Russian general (1756–1816)

Dmitry Sergeyevich Dokhturov (Дмитрий Серге́евич Дохтуро́в; – ) was a Russian infantry general and a prominent military leader during the Patriotic War of 1812.

==General==
During the War of the Third Coalition, he participated in the Battle of Dürenstein; during this battle, in the cross-fire between Pierre Dupont and himself, Johann Heinrich von Schmitt was shot by one of Dokhturov's infantrymen. Dokhturov also commanded the first column in the Battle of Austerlitz, where his force was isolated with its back to a lake. When some of his men tried to escape over the frozen lake, French artillery fire shattered the ice and many Russians perished. In general, however, he managed to extricate his troops from the French envelopment at Pratzen.

During the War of the Fourth Coalition, Dokhturov fought at Eylau and Friedland.

Promoted to General of Infantry in 1810, Dokhturov fought in the Battle of Smolensk. In the Battle of Borodino he commanded in the center of the Russian line and after Pyotr Bagration was mortally wounded, he commanded the left flank. Dokhturov was involved in heavy fighting once again when he led his Sixth Corps in the Battle of Maloyaroslavets. When the Russians discovered that some French troops were near Fominskoe, Field Marshal Kutuzov ordered Dokhturov to attack them. But just before Dokhturov attacked, Russian partisans warned him that the French force near Fominskoe was no mere detachment; it was the main French army, commanded by Napoleon himself. Thus was a Russian catastrophe averted. Kutuzov then sent Dokhturov to Maloyaroslavets, a town with a population of 1,600 people. Here Dokhturov encountered the corps of Napoleon's stepson, Eugène de Beauharnais, which consisted of largely Italian troops. Battle raged all day in the streets of Maloyaroslavets, as 24,000 Russians fought roughly the same number of French and Italians. The Italians in particular fought with distinction in this battle. By the end of the day the town had burned to the ground, killing hundreds of wounded Russian, French, and Italian soldiers who in their desperate condition could not drag themselves out of the inferno. The battle was a draw, with perhaps a small advantage for the French and Italians. There were up to 8,000 casualties on each side. Eugène and his Franco-Italians occupied Maloyaroslavets, but Dokhturov and his Russians occupied a strong position just south of town blocking the road to Kaluga.

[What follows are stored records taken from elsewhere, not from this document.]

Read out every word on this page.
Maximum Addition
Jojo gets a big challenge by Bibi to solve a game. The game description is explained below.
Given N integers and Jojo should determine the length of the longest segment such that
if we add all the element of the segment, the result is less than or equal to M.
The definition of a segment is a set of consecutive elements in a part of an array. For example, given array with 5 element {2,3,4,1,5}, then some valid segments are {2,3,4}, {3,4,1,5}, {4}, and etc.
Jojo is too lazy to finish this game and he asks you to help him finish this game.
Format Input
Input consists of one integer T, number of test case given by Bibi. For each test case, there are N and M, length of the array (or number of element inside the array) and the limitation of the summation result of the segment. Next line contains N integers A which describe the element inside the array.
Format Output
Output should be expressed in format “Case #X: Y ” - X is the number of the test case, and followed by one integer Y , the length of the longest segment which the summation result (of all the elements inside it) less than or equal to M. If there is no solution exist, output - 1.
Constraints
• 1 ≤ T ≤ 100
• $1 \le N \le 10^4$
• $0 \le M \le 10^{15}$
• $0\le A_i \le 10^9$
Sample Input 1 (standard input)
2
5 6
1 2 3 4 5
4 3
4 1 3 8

In the War of the Sixth Coalition, he distinguished himself in command of temporarily created corps of Leonty Bennigsen's Army of Poland. During the Battle of Leipzig, his corps took part in the assault on the city. He led the siege and capture of Magdeburg (late October – mid-November 1813) and Hamburg (January – May 1814). After that he went to Bohemia to be treated for his wounds.

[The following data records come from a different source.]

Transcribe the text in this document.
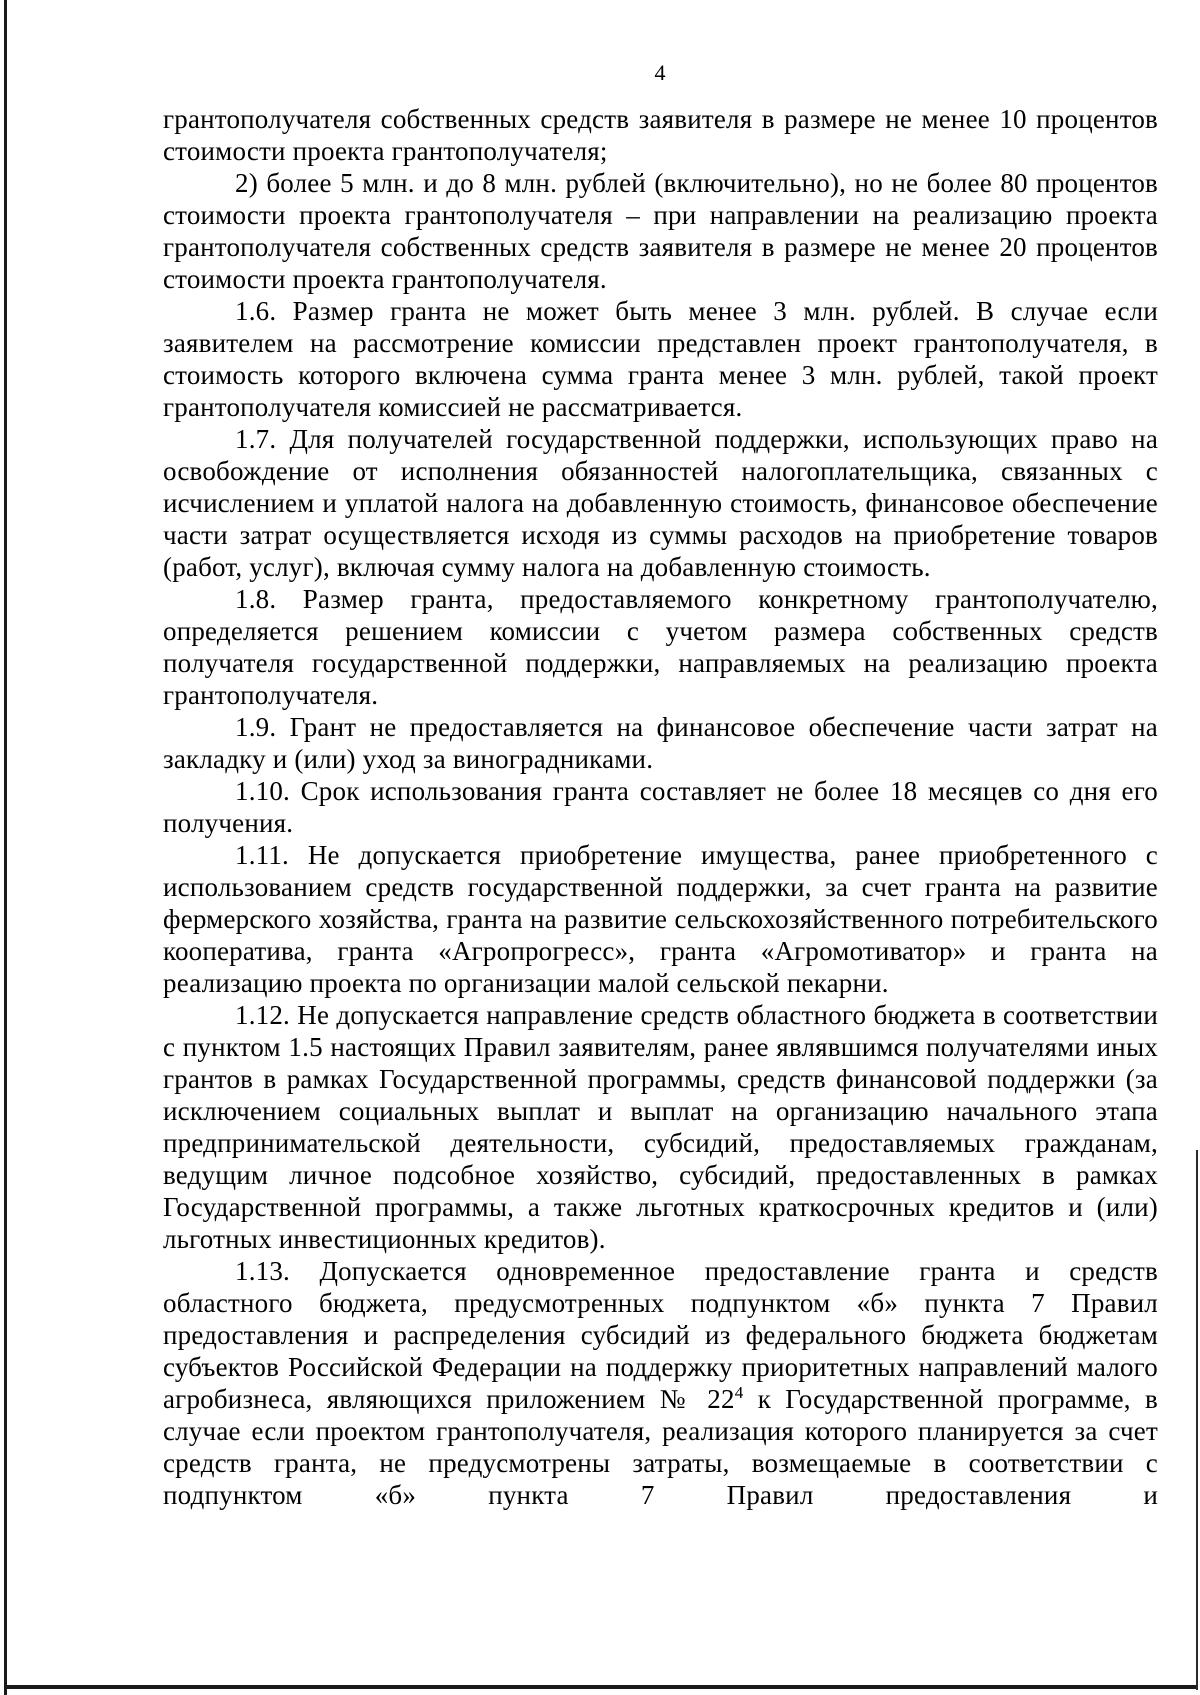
4

грантополучателя собственных средств заявителя в размере не менее 10 процентов стоимости проекта грантополучателя;

2) более 5 млн. и до 8 млн. рублей (включительно), но не более 80 процентов стоимости проекта грантополучателя – при направлении на реализацию проекта грантополучателя собственных средств заявителя в размере не менее 20 процентов стоимости проекта грантополучателя.

1.6. Размер гранта не может быть менее 3 млн. рублей. В случае если заявителем на рассмотрение комиссии представлен проект грантополучателя, в стоимость которого включена сумма гранта менее 3 млн. рублей, такой проект грантополучателя комиссией не рассматривается.

1.7. Для получателей государственной поддержки, использующих право на освобождение от исполнения обязанностей налогоплательщика, связанных с исчислением и уплатой налога на добавленную стоимость, финансовое обеспечение части затрат осуществляется исходя из суммы расходов на приобретение товаров (работ, услуг), включая сумму налога на добавленную стоимость.

1.8. Размер гранта, предоставляемого конкретному грантополучателю, определяется решением комиссии с учетом размера собственных средств получателя государственной поддержки, направляемых на реализацию проекта грантополучателя.

1.9. Грант не предоставляется на финансовое обеспечение части затрат на закладку и (или) уход за виноградниками.

1.10. Срок использования гранта составляет не более 18 месяцев со дня его получения.

1.11. Не допускается приобретение имущества, ранее приобретенного с использованием средств государственной поддержки, за счет гранта на развитие фермерского хозяйства, гранта на развитие сельскохозяйственного потребительского кооператива, гранта «Агропрогресс», гранта «Агромотиватор» и гранта на реализацию проекта по организации малой сельской пекарни.

1.12. Не допускается направление средств областного бюджета в соответствии с пунктом 1.5 настоящих Правил заявителям, ранее являвшимся получателями иных грантов в рамках Государственной программы, средств финансовой поддержки (за исключением социальных выплат и выплат на организацию начального этапа предпринимательской деятельности, субсидий, предоставляемых гражданам, ведущим личное подсобное хозяйство, субсидий, предоставленных в рамках Государственной программы, а также льготных краткосрочных кредитов и (или) льготных инвестиционных кредитов).

1.13. Допускается одновременное предоставление гранта и средств областного бюджета, предусмотренных подпунктом «б» пункта 7 Правил предоставления и распределения субсидий из федерального бюджета бюджетам субъектов Российской Федерации на поддержку приоритетных направлений малого агробизнеса, являющихся приложением № $22^4$ к Государственной программе, в случае если проектом грантополучателя, реализация которого планируется за счет средств гранта, не предусмотрены затраты, возмещаемые в соответствии с подпунктом «б» пункта 7 Правил предоставления и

In the aftermath of the Hundred Days, during the advance of Field Marshal Tolly's Russian army into France in 1815, Dokhturov commanded the right column.

==See also==
- Dmitry Dokhturov is mentioned in Tolstoy's War and Peace, where he is lauded as a great and effective soldier who is little recognized precisely because he fulfills his role so silently and effectively.
- He is an ancestor of E. L. Doctorow.